Despite the obvious and rational common-sense warnings, Cognitive Dissonance gives many computer users the confidence they need to just ‘wing it’.

Security

Passwords are a wonderful example of Cognitive Dissonance. While data security is entirely dependent on a strong password, there’s ample evidence that many people still choose to protect their data, communications, banking information, and Ashley Madison cheat/dating accounts with passwords like 123456, password, and qwerty.

While many of us can recall being advised to avoid writing our passwords down, that ship has sailed, hit a reef, and burst into flames. The conventional wisdom for this century is “Write Your Passwords Down!”. For each account, computer login, email service, etc., write them down, and choose a strong password.

Cognitive Dissonance convinces us that our own weakly-protected accounts are secure, since we’re employing a proven ‘safety-in-numbers’ approach that we learned about on a National Geographic program.

Education

The ‘Badge-of-Honor’ days of boasting about knowing nothing about computers is way over. Take a bit of time to learn where the ‘Start’ button, ‘Task Bar’, and ‘Desktop’ live on your Windows computer. Figure out how to navigate your way to the ‘Control Panel’. Learn the difference between ‘WebMail’ and an email client, like Thunderbird, Outlook, or Windows Mail.

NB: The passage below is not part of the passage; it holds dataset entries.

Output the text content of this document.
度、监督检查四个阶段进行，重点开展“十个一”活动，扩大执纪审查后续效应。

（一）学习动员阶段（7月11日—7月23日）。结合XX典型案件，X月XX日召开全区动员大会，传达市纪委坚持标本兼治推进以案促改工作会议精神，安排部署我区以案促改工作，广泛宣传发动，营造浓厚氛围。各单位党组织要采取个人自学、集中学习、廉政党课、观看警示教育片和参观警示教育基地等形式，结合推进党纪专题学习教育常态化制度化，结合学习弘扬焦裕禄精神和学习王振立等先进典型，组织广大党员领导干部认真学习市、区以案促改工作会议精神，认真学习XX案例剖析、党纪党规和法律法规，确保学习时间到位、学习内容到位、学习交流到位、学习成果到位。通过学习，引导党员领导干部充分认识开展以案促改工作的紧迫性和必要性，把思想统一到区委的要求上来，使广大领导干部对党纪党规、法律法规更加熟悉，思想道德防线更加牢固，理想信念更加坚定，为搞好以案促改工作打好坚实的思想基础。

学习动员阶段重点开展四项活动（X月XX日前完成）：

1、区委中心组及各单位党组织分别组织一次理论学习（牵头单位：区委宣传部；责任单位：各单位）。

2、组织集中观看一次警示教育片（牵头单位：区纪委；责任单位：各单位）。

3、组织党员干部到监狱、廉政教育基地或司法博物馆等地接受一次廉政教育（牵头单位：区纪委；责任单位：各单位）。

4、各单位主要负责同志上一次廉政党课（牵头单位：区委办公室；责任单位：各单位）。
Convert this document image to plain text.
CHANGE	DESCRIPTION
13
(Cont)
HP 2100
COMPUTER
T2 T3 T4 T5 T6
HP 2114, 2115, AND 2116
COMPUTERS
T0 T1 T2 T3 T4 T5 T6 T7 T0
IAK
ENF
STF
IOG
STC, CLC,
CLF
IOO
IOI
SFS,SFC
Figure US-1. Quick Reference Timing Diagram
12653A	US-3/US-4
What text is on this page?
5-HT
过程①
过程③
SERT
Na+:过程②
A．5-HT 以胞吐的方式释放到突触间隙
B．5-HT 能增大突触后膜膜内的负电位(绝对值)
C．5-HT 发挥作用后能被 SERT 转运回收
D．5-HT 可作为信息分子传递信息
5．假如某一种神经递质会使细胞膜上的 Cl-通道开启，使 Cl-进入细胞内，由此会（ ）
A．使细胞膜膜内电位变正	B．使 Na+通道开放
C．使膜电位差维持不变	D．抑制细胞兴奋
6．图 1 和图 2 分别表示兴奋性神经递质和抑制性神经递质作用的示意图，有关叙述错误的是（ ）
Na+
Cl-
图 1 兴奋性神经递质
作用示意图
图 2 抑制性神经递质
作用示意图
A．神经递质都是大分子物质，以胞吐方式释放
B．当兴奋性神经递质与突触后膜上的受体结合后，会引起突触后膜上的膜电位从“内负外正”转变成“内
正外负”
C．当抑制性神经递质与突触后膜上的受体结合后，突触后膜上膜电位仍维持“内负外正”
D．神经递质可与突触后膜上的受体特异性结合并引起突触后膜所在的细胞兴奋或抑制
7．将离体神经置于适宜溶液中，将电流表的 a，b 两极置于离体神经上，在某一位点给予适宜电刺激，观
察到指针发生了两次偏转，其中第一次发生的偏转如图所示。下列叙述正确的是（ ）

Getting these basics down goes a long way towards understanding what you’re actually doing on your computer, and turns those phone conversations with Tech-Support into a learning opportunity. The more you learn what things are called, the easier it is to learn more.

Even experienced tech’s don’t know all the answers. But it’s Computer Science, not Rocket Science. Google those nagging questions your subconscious is asking. (Use Google, not Bing!) It’s mush better to research the following questions than it is to find out the hard way.

Looking something you don’t know about in the Internet is a great way to learn. Don’t say computers are too hard, and that you can’t do it. If you can pilot a 3,000 pound vehicle down I-25 at 70 miles an hour in heavy traffic while talking on your cellphone, you can likely figure out a desktop appliance, if you really wanted to.

Cognitive Dissonance teaches you to ‘believe what you think’. And some people find it easier to defend an illogical position than to admit it’s incorrect, and learn something new. But you’re not one of those people. Now get busy and back up those files!